SEXO Y FANTASÍA
16/10
Webcam: la tendencia de los vivos sexuales
Son furor en el extranjero y están llegando a Argentina. En qué consiste este tipo de intercambio ycómo incorporarlo como un juego en la pareja. La Tecla te lo cuenta. Mirá
El primer punto que marcan quienes se dedican o conocen el mundo de las y los webcamers es que no se trata de prostitución, porque no existe situación de contacto físico real. Este encuentro consiste en un chat de acceso restringido que abre la posibilidad de que quien quiera tener una videollamada exclusiva pueda pagar para hacerlo.

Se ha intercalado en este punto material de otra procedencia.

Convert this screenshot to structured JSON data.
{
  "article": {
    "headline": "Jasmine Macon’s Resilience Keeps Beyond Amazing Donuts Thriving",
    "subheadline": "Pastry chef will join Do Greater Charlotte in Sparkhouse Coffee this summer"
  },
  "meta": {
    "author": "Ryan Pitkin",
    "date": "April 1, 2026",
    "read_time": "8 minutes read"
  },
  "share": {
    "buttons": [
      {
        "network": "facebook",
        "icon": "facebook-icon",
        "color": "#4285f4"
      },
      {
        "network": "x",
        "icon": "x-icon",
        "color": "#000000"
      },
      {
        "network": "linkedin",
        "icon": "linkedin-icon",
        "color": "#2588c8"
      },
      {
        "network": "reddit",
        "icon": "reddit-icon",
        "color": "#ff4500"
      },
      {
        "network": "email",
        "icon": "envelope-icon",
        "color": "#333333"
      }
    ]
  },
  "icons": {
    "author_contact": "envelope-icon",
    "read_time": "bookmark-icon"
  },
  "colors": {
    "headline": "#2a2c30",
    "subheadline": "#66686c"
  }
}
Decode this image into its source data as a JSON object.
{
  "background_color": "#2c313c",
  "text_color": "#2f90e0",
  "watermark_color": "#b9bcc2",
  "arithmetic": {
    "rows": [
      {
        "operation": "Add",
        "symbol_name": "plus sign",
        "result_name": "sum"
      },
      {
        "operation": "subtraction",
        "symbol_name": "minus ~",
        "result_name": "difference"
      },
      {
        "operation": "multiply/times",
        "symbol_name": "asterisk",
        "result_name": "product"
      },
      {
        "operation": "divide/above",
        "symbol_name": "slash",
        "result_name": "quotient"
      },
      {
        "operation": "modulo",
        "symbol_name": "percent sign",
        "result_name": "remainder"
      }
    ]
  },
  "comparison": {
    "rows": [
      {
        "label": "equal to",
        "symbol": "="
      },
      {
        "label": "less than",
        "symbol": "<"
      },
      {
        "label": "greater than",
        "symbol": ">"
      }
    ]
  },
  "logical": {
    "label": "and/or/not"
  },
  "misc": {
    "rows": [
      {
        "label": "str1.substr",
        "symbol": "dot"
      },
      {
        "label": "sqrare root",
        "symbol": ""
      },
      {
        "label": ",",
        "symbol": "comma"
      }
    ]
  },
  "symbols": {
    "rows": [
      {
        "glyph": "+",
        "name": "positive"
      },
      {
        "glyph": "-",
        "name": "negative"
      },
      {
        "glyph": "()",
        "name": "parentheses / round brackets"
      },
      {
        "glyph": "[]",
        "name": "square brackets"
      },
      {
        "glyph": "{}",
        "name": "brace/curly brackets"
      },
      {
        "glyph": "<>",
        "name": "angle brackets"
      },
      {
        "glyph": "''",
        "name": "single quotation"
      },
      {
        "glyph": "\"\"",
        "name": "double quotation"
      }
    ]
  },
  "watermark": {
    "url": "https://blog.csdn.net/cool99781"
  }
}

Este tipo de intercambio se convirtió en una práctica muy usual en varios países, porque no implicaba demasiada preparación: con una locación, una cámara y wifi bastaba, y los ingresos parecían prometedores. Uno de los países en donde más proliferó fue en Colombia, y de allí se expandió. En Argentina todavía es un tema y una posibilidad poco accesibles, porque las formas de pago que manejan las plataformas que se dedican a esto tienen algunas restricciones en nuestro país. 

Es importante también saber que de la mano de esta propuesta aparecieron algunas complicaciones, como la justificación del ingreso de dinero, el resguardo de la seguridad y la privacidad de identidad e imágenes, entre otras. Un dato curioso es que estos encuentros por los que mucha gente paga no siempre van en dirección de algo literalmente sexual: hay quienes buscan ver a alguien cumplir sus fetiches, sentirse escuchadas/os o, incluso, puede ser solo por el placer de poder decidir.